An influential report from Institution of Civil Engineers, which publishes the fresh figures from 25 projects, warns that the sector is facing a twin market failure.
A combination of unforeseeable cost increases driven by both external and project risks and low contractor margins, depressed by fears of not winning major project work, has stifled innovation, skills and sustainability, warn senior engineers.
The regular failure to deliver to budget has prompted calls for mindset changes among clients about cost envelopes during early project planning, more detailed scoping and much fairer allocation of risk with contractors.
The report is published as contractors planning to deliver HS2 main civils packages are locked in talks to agree on final bid prices near original cost estimates.
A leading infrastructure contractor supplied figures for projects awarded between 2009 and 2018 on the proviso it remained anonymous.
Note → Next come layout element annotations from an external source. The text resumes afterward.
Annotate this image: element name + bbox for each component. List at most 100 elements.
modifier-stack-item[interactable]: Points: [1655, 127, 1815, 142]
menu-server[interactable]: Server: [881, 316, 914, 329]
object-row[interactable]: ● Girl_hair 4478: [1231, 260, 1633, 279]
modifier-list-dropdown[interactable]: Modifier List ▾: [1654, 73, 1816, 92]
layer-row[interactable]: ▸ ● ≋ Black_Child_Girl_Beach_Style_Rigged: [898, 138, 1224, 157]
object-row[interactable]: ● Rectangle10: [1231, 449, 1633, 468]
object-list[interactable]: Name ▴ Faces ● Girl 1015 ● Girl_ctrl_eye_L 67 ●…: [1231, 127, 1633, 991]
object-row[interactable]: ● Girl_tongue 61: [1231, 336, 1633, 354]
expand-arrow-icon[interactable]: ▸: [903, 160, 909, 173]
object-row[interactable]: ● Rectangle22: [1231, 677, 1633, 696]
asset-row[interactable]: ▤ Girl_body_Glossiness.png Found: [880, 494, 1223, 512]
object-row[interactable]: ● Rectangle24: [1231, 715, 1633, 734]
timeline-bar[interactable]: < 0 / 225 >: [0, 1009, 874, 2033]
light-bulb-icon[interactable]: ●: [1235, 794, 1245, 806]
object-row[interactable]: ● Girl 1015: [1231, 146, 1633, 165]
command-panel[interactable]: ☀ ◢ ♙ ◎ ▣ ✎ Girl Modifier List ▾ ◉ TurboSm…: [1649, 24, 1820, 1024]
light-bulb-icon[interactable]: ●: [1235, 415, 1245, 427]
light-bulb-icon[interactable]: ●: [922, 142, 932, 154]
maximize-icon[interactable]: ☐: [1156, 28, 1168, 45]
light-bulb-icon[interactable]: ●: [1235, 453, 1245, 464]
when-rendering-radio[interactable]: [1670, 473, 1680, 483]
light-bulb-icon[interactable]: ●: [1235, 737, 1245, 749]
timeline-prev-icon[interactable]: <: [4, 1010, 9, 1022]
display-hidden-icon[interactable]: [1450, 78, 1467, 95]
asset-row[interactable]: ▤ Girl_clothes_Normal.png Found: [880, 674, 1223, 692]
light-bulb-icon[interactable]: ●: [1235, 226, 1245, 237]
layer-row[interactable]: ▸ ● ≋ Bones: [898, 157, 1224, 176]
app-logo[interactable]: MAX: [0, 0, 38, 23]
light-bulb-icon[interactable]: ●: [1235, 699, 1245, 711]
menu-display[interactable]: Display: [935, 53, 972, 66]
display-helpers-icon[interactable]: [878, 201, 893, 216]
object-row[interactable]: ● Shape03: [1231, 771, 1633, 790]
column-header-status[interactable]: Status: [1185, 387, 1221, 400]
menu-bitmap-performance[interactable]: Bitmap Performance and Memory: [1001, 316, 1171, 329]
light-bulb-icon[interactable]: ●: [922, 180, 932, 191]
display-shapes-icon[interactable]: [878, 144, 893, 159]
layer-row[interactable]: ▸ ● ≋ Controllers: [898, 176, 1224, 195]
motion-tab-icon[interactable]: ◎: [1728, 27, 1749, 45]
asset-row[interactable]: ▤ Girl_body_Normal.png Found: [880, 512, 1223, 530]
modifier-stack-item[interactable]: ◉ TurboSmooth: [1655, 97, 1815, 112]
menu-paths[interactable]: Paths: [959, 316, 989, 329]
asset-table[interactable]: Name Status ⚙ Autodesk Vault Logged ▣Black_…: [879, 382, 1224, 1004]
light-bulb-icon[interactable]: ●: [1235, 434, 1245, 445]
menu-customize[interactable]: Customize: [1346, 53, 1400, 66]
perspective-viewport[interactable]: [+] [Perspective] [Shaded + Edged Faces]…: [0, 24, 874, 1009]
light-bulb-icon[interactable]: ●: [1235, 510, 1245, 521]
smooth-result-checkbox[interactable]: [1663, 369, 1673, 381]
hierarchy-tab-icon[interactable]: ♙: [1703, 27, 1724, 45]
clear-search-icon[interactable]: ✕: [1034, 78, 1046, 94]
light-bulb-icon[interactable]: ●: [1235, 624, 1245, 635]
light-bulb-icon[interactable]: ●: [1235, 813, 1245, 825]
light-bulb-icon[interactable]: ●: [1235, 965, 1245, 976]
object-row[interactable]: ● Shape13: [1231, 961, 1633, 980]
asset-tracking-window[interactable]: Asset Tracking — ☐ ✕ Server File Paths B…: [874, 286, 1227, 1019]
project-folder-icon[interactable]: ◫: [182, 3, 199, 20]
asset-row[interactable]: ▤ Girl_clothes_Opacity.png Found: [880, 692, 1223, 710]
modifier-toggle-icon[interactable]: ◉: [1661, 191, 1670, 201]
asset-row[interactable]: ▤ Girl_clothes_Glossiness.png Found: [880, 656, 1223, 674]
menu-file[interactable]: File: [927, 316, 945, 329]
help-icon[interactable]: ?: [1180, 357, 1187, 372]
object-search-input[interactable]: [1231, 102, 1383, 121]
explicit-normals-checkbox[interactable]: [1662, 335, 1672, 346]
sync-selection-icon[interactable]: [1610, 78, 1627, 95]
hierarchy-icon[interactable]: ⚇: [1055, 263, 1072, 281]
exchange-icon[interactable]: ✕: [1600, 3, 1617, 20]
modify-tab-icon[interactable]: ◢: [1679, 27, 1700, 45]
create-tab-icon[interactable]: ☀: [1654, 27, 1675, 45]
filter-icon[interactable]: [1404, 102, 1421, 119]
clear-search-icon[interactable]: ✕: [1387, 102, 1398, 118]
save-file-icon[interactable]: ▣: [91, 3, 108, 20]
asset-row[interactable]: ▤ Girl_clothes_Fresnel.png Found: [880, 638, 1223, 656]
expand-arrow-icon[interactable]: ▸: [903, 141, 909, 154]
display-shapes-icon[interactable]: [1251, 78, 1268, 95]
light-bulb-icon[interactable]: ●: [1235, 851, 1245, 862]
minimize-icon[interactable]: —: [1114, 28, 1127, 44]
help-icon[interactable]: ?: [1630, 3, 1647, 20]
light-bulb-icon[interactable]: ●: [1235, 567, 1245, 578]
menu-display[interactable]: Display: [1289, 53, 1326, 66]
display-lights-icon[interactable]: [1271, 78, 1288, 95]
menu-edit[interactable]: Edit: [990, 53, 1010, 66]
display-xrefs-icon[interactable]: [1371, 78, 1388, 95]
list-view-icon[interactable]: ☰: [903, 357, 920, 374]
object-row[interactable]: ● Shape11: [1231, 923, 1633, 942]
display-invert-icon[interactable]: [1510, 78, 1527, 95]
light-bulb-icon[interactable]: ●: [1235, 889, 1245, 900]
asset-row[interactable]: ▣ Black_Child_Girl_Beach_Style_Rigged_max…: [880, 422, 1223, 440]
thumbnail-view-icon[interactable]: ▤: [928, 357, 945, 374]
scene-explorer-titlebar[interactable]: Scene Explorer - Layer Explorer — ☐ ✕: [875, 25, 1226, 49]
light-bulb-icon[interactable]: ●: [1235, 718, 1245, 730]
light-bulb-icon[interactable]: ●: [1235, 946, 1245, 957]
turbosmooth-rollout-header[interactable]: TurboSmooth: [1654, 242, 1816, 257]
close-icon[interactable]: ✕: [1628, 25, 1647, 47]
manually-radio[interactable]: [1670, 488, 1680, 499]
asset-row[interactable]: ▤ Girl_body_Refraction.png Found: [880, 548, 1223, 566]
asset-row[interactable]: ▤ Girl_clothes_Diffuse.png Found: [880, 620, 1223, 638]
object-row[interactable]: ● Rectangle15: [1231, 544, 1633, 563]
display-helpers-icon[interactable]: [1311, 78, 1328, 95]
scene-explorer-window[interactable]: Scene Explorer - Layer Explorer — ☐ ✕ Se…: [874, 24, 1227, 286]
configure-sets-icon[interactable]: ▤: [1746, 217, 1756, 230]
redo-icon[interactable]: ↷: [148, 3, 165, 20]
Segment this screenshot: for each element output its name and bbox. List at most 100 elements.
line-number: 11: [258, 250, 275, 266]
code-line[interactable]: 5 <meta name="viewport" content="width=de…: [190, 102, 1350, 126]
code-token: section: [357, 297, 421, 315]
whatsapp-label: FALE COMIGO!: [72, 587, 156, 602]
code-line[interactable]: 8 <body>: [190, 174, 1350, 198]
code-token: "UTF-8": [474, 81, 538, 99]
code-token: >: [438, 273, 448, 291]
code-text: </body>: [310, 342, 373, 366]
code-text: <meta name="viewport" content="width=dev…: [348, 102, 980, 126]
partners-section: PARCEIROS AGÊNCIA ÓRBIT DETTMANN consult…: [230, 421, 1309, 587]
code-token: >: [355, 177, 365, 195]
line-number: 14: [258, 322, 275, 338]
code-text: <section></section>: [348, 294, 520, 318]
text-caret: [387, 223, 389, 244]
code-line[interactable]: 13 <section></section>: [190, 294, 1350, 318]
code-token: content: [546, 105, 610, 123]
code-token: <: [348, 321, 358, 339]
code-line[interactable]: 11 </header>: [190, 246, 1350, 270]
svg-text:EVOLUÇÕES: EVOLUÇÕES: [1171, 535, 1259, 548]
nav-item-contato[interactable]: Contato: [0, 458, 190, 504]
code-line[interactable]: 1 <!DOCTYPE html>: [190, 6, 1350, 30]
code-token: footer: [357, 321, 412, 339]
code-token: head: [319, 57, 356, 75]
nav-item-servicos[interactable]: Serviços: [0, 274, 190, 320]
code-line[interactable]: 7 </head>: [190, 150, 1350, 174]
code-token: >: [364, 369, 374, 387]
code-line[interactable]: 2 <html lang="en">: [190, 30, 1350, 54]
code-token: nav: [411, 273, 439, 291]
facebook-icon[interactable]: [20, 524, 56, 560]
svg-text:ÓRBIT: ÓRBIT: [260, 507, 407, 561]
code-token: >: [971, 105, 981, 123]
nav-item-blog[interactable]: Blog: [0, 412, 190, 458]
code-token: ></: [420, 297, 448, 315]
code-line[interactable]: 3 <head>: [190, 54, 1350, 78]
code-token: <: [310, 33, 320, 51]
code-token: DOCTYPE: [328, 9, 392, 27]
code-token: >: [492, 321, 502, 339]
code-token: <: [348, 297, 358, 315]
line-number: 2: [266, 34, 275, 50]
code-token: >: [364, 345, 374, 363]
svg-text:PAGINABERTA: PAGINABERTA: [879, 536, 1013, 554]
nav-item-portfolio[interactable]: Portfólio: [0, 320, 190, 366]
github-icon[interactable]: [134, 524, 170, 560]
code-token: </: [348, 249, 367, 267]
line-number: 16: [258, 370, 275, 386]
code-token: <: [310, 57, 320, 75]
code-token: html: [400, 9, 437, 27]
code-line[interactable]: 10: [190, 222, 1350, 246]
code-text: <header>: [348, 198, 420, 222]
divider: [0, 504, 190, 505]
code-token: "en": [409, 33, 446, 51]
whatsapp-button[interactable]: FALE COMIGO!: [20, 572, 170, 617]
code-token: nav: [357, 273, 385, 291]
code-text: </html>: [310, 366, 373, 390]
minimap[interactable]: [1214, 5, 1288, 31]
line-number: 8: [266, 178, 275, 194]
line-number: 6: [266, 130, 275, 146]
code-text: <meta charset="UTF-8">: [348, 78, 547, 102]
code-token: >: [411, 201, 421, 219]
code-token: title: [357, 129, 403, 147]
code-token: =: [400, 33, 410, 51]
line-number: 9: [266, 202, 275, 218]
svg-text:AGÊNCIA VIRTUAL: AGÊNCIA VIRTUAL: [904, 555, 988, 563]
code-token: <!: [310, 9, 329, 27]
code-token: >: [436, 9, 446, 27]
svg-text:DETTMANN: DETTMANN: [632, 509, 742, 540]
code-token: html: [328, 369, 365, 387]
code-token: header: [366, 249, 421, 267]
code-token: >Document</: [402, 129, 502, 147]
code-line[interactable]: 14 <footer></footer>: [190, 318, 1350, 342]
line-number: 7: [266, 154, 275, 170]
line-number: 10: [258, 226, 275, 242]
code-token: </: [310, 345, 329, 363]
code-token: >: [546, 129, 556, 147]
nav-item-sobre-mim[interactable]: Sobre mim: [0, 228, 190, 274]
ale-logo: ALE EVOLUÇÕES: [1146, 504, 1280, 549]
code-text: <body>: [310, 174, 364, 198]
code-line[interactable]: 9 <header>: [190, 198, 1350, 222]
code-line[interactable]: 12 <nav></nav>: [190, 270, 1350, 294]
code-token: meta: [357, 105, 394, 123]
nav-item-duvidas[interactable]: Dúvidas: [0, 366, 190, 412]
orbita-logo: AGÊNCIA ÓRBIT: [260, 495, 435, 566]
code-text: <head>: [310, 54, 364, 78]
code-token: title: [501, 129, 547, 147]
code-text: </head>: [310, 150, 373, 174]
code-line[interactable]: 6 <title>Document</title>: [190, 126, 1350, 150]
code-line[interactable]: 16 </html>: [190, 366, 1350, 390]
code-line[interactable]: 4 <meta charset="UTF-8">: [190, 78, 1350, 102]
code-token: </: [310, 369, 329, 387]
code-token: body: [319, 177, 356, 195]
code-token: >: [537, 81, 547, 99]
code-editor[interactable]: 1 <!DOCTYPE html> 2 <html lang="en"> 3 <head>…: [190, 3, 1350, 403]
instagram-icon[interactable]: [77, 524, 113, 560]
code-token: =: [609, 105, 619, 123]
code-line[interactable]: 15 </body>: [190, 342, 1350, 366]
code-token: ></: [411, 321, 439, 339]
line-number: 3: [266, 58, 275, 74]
Only one project was delivered within the original tender price, with project costs swelling by 80% on average above the original contract value on the rest
The ICE emphatically rules out excessive profit taking, pointing out pre-tax margins in construction fell from just under 3% in 2013 to an average of –0.9% in 2018.
Miles Ashley, Chair of the report’s Steering Group, said: “Industry and government need to work smarter, find ways to reduce the disparity between forecasts and outturns, but also to change the narrative and ensure the wider public, the end users, are also aware of the whole-life benefits these incredible infrastructure projects are bringing to them.”
- Infrastructure owners should complete scope, design and exploration before work starts to avoid scope creep or retroactive changes, taking steps to include contractors in design at an early stage.
- The Government and infrastructure owners must move away from capital cost as the most important metric when assessing project benefits, and recognise the importance of whole-life economic, social and environmental value.
- All public infrastructure owners undertaking procurement must award contracts based on a cost estimate range, using a should-cost estimate as a reference point, with an amount of contingency allocated appropriate to the level of project maturity.
- Principles set out in the Government Outsourcing Playbook should be mandatory for infrastructure owners, this includes infrastructure owners undertaking should-cost modelling to help inform their expectations and knowledge of appropriate tender prices during the procurement process.